The consequence of “‘Impostor syndrome’ holding back women’s academic careers” would be to create workshops for women only — to focus on their impostorism issues. Given that in these workshop would be only for women, it would create the false impression that this problem is genetically determined or strongly entrenched by women’s socialization — which in turn seems very hard to change. It would also leave 1/3 of the affected standing in the rain.

These men would notice that they also feel like impostors and perhaps also downshift. But they would look at the workshops and could not participate, because they have the “wrong” biological sex. Hello resentment. I guess men are expendable in this perspective, academia is too crowded anyway.

Personally, I think the only way to deal with these disadvantages and problems — any disadvantages and problems — is to look at the relevant characteristics — behaviors, cognitions, emotions, etc. — that lead to these challenges/disadvantages and target people with these characteristics.

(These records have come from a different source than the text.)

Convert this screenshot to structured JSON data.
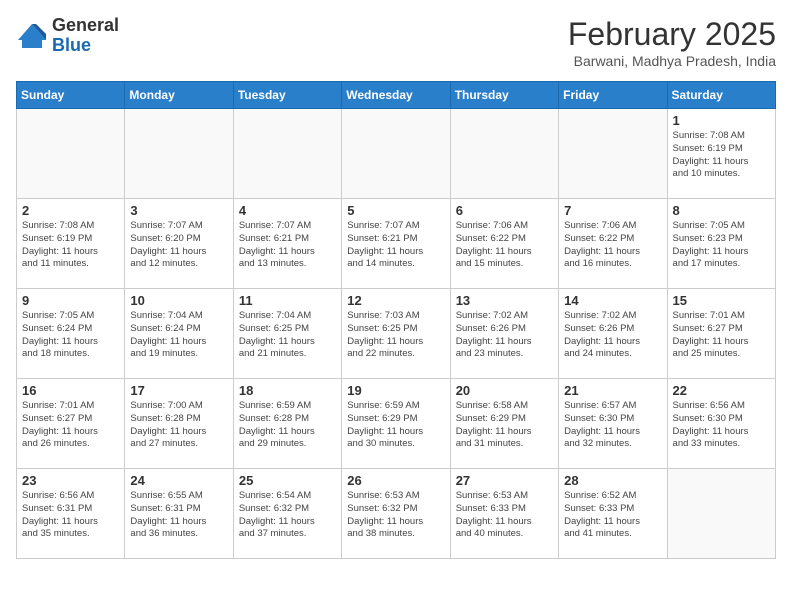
{
  "header": {
    "logo_general": "General",
    "logo_blue": "Blue",
    "month_title": "February 2025",
    "subtitle": "Barwani, Madhya Pradesh, India"
  },
  "weekdays": [
    "Sunday",
    "Monday",
    "Tuesday",
    "Wednesday",
    "Thursday",
    "Friday",
    "Saturday"
  ],
  "weeks": [
    [
      {
        "day": "",
        "info": ""
      },
      {
        "day": "",
        "info": ""
      },
      {
        "day": "",
        "info": ""
      },
      {
        "day": "",
        "info": ""
      },
      {
        "day": "",
        "info": ""
      },
      {
        "day": "",
        "info": ""
      },
      {
        "day": "1",
        "info": "Sunrise: 7:08 AM\nSunset: 6:19 PM\nDaylight: 11 hours\nand 10 minutes."
      }
    ],
    [
      {
        "day": "2",
        "info": "Sunrise: 7:08 AM\nSunset: 6:19 PM\nDaylight: 11 hours\nand 11 minutes."
      },
      {
        "day": "3",
        "info": "Sunrise: 7:07 AM\nSunset: 6:20 PM\nDaylight: 11 hours\nand 12 minutes."
      },
      {
        "day": "4",
        "info": "Sunrise: 7:07 AM\nSunset: 6:21 PM\nDaylight: 11 hours\nand 13 minutes."
      },
      {
        "day": "5",
        "info": "Sunrise: 7:07 AM\nSunset: 6:21 PM\nDaylight: 11 hours\nand 14 minutes."
      },
      {
        "day": "6",
        "info": "Sunrise: 7:06 AM\nSunset: 6:22 PM\nDaylight: 11 hours\nand 15 minutes."
      },
      {
        "day": "7",
        "info": "Sunrise: 7:06 AM\nSunset: 6:22 PM\nDaylight: 11 hours\nand 16 minutes."
      },
      {
        "day": "8",
        "info": "Sunrise: 7:05 AM\nSunset: 6:23 PM\nDaylight: 11 hours\nand 17 minutes."
      }
    ],
    [
      {
        "day": "9",
        "info": "Sunrise: 7:05 AM\nSunset: 6:24 PM\nDaylight: 11 hours\nand 18 minutes."
      },
      {
        "day": "10",
        "info": "Sunrise: 7:04 AM\nSunset: 6:24 PM\nDaylight: 11 hours\nand 19 minutes."
      },
      {
        "day": "11",
        "info": "Sunrise: 7:04 AM\nSunset: 6:25 PM\nDaylight: 11 hours\nand 21 minutes."
      },
      {
        "day": "12",
        "info": "Sunrise: 7:03 AM\nSunset: 6:25 PM\nDaylight: 11 hours\nand 22 minutes."
      },
      {
        "day": "13",
        "info": "Sunrise: 7:02 AM\nSunset: 6:26 PM\nDaylight: 11 hours\nand 23 minutes."
      },
      {
        "day": "14",
        "info": "Sunrise: 7:02 AM\nSunset: 6:26 PM\nDaylight: 11 hours\nand 24 minutes."
      },
      {
        "day": "15",
        "info": "Sunrise: 7:01 AM\nSunset: 6:27 PM\nDaylight: 11 hours\nand 25 minutes."
      }
    ],
    [
      {
        "day": "16",
        "info": "Sunrise: 7:01 AM\nSunset: 6:27 PM\nDaylight: 11 hours\nand 26 minutes."
      },
      {
        "day": "17",
        "info": "Sunrise: 7:00 AM\nSunset: 6:28 PM\nDaylight: 11 hours\nand 27 minutes."
      },
      {
        "day": "18",
        "info": "Sunrise: 6:59 AM\nSunset: 6:28 PM\nDaylight: 11 hours\nand 29 minutes."
      },
      {
        "day": "19",
        "info": "Sunrise: 6:59 AM\nSunset: 6:29 PM\nDaylight: 11 hours\nand 30 minutes."
      },
      {
        "day": "20",
        "info": "Sunrise: 6:58 AM\nSunset: 6:29 PM\nDaylight: 11 hours\nand 31 minutes."
      },
      {
        "day": "21",
        "info": "Sunrise: 6:57 AM\nSunset: 6:30 PM\nDaylight: 11 hours\nand 32 minutes."
      },
      {
        "day": "22",
        "info": "Sunrise: 6:56 AM\nSunset: 6:30 PM\nDaylight: 11 hours\nand 33 minutes."
      }
    ],
    [
      {
        "day": "23",
        "info": "Sunrise: 6:56 AM\nSunset: 6:31 PM\nDaylight: 11 hours\nand 35 minutes."
      },
      {
        "day": "24",
        "info": "Sunrise: 6:55 AM\nSunset: 6:31 PM\nDaylight: 11 hours\nand 36 minutes."
      },
      {
        "day": "25",
        "info": "Sunrise: 6:54 AM\nSunset: 6:32 PM\nDaylight: 11 hours\nand 37 minutes."
      },
      {
        "day": "26",
        "info": "Sunrise: 6:53 AM\nSunset: 6:32 PM\nDaylight: 11 hours\nand 38 minutes."
      },
      {
        "day": "27",
        "info": "Sunrise: 6:53 AM\nSunset: 6:33 PM\nDaylight: 11 hours\nand 40 minutes."
      },
      {
        "day": "28",
        "info": "Sunrise: 6:52 AM\nSunset: 6:33 PM\nDaylight: 11 hours\nand 41 minutes."
      },
      {
        "day": "",
        "info": ""
      }
    ]
  ]
}
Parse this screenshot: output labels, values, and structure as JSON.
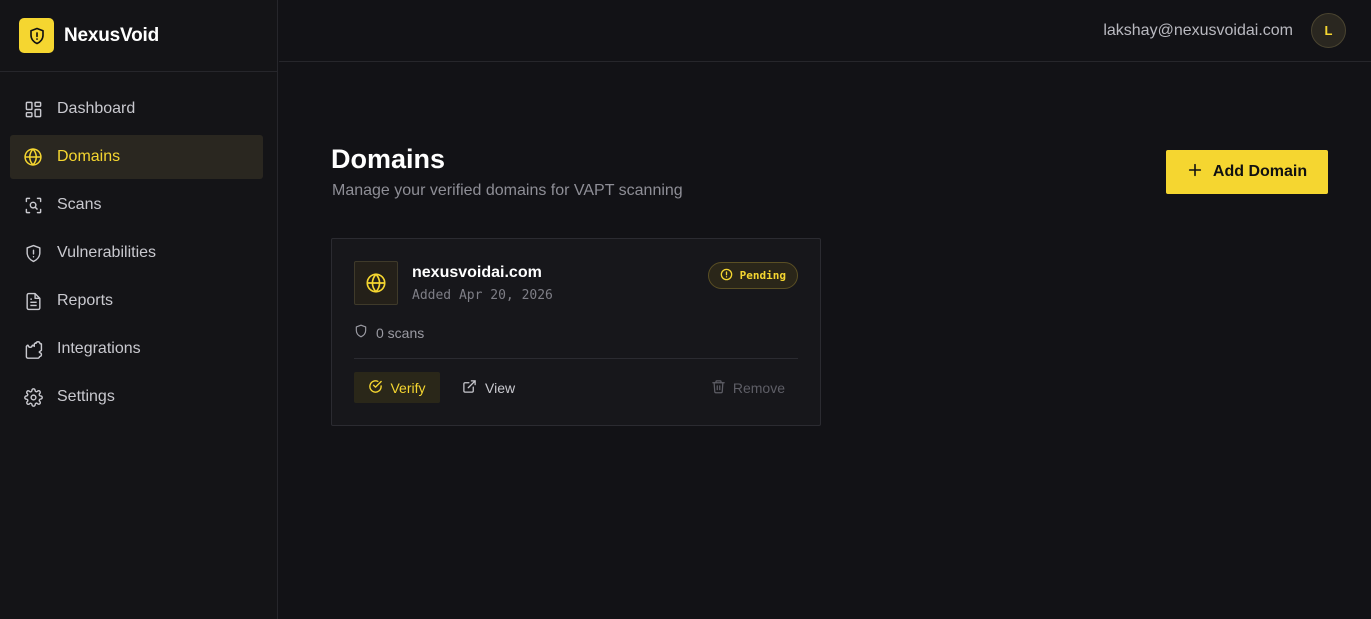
{
  "brand": {
    "name": "NexusVoid",
    "logo_icon": "shield-alert-icon",
    "accent_color": "#f5d630"
  },
  "sidebar": {
    "items": [
      {
        "label": "Dashboard",
        "icon": "dashboard-icon",
        "active": false
      },
      {
        "label": "Domains",
        "icon": "globe-icon",
        "active": true
      },
      {
        "label": "Scans",
        "icon": "scan-icon",
        "active": false
      },
      {
        "label": "Vulnerabilities",
        "icon": "shield-alert-icon",
        "active": false
      },
      {
        "label": "Reports",
        "icon": "report-icon",
        "active": false
      },
      {
        "label": "Integrations",
        "icon": "puzzle-icon",
        "active": false
      },
      {
        "label": "Settings",
        "icon": "gear-icon",
        "active": false
      }
    ]
  },
  "header": {
    "user_email": "lakshay@nexusvoidai.com",
    "avatar_initial": "L"
  },
  "main": {
    "title": "Domains",
    "subtitle": "Manage your verified domains for VAPT scanning",
    "add_button_label": "Add Domain",
    "domains": [
      {
        "name": "nexusvoidai.com",
        "added": "Added Apr 20, 2026",
        "status": "Pending",
        "scans": "0 scans",
        "actions": {
          "verify": "Verify",
          "view": "View",
          "remove": "Remove"
        }
      }
    ]
  }
}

What matters is who has these disadvantages/problems, not which gender they have. You end up not with “workshops for women who feel like a fraud”, but with “workshops for people who feel like a fraud” in which 2/3 are women and 1/3 are male. It wouldn’t be “women have problems in Academia” (= they do not have what it takes), it would be “some people have problems in Academia”.

It could also open up the view that — if this syndrome really is more prevalent in the soft sciences like one of the sources suggests — that this is why more women were affected as they are more frequent in the soft sciences. This makes it not a women’s issue that stigmatizes them, but an issue of the scientific field in question. Much, much better than sex (unchangeable) or gender (entrenched via socialization).

However, this is not something people would like to hear who think that women are disadvantaged as a group. Those who are only concerned with equality of outcome, not equality of opportunity, and thus have no problems with unequal treatment if it is justified by the outcome they envision. After all, focusing only on women is useful for those people who gain money or influence when women’s issues are pursued, or who need a self-worth positive explanation for their own shortcomings as a woman.

But for all those who are genuinely interested in dealing with problems that prevent people from reaching their full potential — I think it’s time to take a step back and look at the way the focus on — ostensibly — women’s issues is harming both men and women. Not only in the ways described above — stigmatizing women and discarding men — but also in not seeing the positive side of things, the victories, the successes. After all “researchers find that impostorism is most often found among extremely talented and capable individuals, not people who are true impostors.” Combine this with the finding that 2/3s of the affected are female — if there is not interaction with gender — that would actually be a positive message for some women and some men in Academia.